Allow customer encryption key validation time interval
Currently, Atlas has a 15 minute interval where it checks access to remotely stored Customer Managed Encryption keys for the custom encryption at rest feature.
This value is not changeable, and it implies a problem: access to encryption keys can be lost for longer periods than 15 minutes without that implying that the key has been invalidated by the customer.

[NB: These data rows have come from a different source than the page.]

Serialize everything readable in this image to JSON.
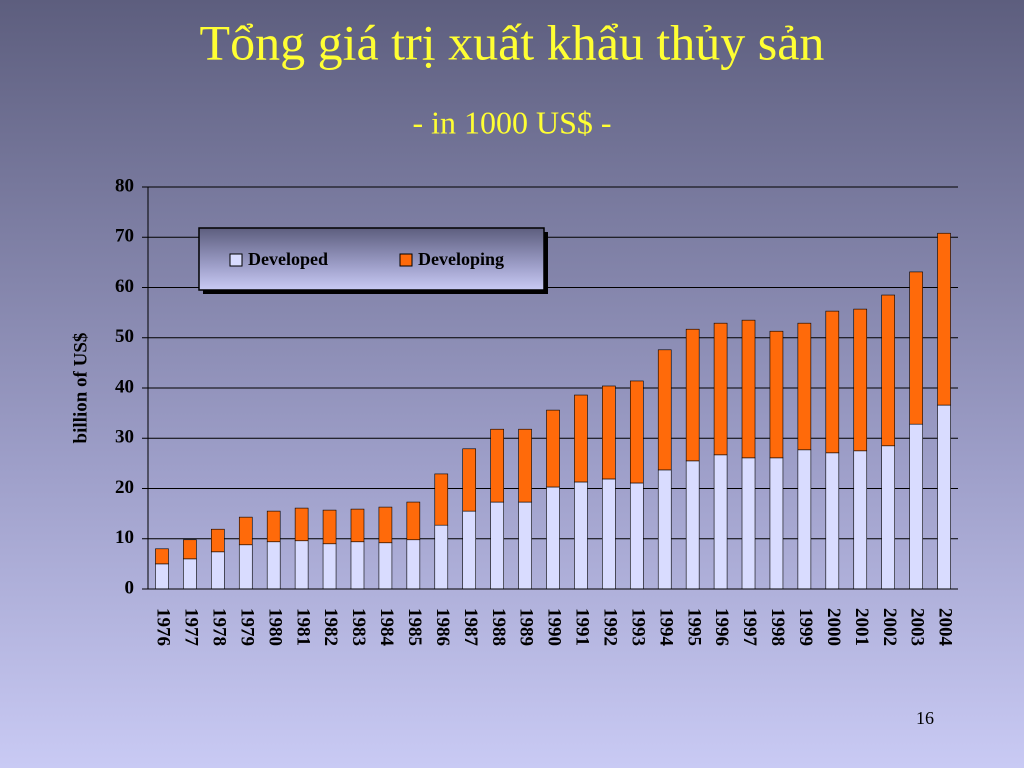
{
  "chart_data": {
    "type": "stacked_bar",
    "title": "Tổng giá trị xuất khẩu thủy sản",
    "subtitle": "- in 1000 US$ -",
    "y_label": "billion of US$",
    "categories": [
      "1976",
      "1977",
      "1978",
      "1979",
      "1980",
      "1981",
      "1982",
      "1983",
      "1984",
      "1985",
      "1986",
      "1987",
      "1988",
      "1989",
      "1990",
      "1991",
      "1992",
      "1993",
      "1994",
      "1995",
      "1996",
      "1997",
      "1998",
      "1999",
      "2000",
      "2001",
      "2002",
      "2003",
      "2004"
    ],
    "series": [
      {
        "name": "Developed",
        "color": "#d9dcff",
        "values": [
          5.0,
          6.0,
          7.4,
          8.8,
          9.4,
          9.6,
          9.0,
          9.4,
          9.2,
          9.8,
          12.7,
          15.5,
          17.3,
          17.3,
          20.3,
          21.3,
          21.9,
          21.1,
          23.7,
          25.5,
          26.7,
          26.1,
          26.1,
          27.7,
          27.1,
          27.5,
          28.5,
          32.8,
          36.6
        ]
      },
      {
        "name": "Developing",
        "color": "#ff6a0a",
        "values": [
          3.0,
          3.8,
          4.5,
          5.5,
          6.1,
          6.5,
          6.7,
          6.5,
          7.1,
          7.5,
          10.2,
          12.4,
          14.5,
          14.5,
          15.3,
          17.3,
          18.5,
          20.3,
          23.9,
          26.2,
          26.2,
          27.4,
          25.2,
          25.2,
          28.2,
          28.2,
          30.0,
          30.3,
          34.2
        ]
      }
    ],
    "ylim": [
      0,
      80
    ],
    "yticks": [
      0,
      10,
      20,
      30,
      40,
      50,
      60,
      70,
      80
    ],
    "grid": true
  },
  "slide_number": "16"
}
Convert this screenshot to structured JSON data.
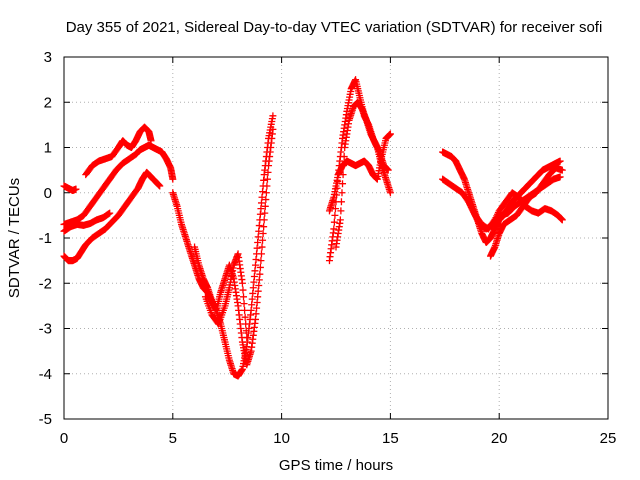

A perfect example of this was the recent Azure AD global outage that prevented all authentication to the Azure platform for about 3 hours (complete outage description: https://app.azure.com/h/SM79-F88/691d78). While the key used for one of our clusters was not invalidated nor the credentials rotated, the whole cluster went down just because the auth mechanism was failing. This impacted our customers and would have easily been mitigated if the time interval for key access checking would have been longer.
-
Guido, Victor,
Please accept our apologies for the availability consequences of the Azure outage you mentioned: You have my commitment that we are making changes on our side so that the Azure outage you mentioned does *not* in future lead to Atlas cluster shutdown--we will instead treat transient errors like this differently.
-Andrew (VP Cloud Products)
-
Victor commented
I second this. Being able to configure it, or even to temporarily pause this check could be real useful to prevent downtime in case of vault unavailability.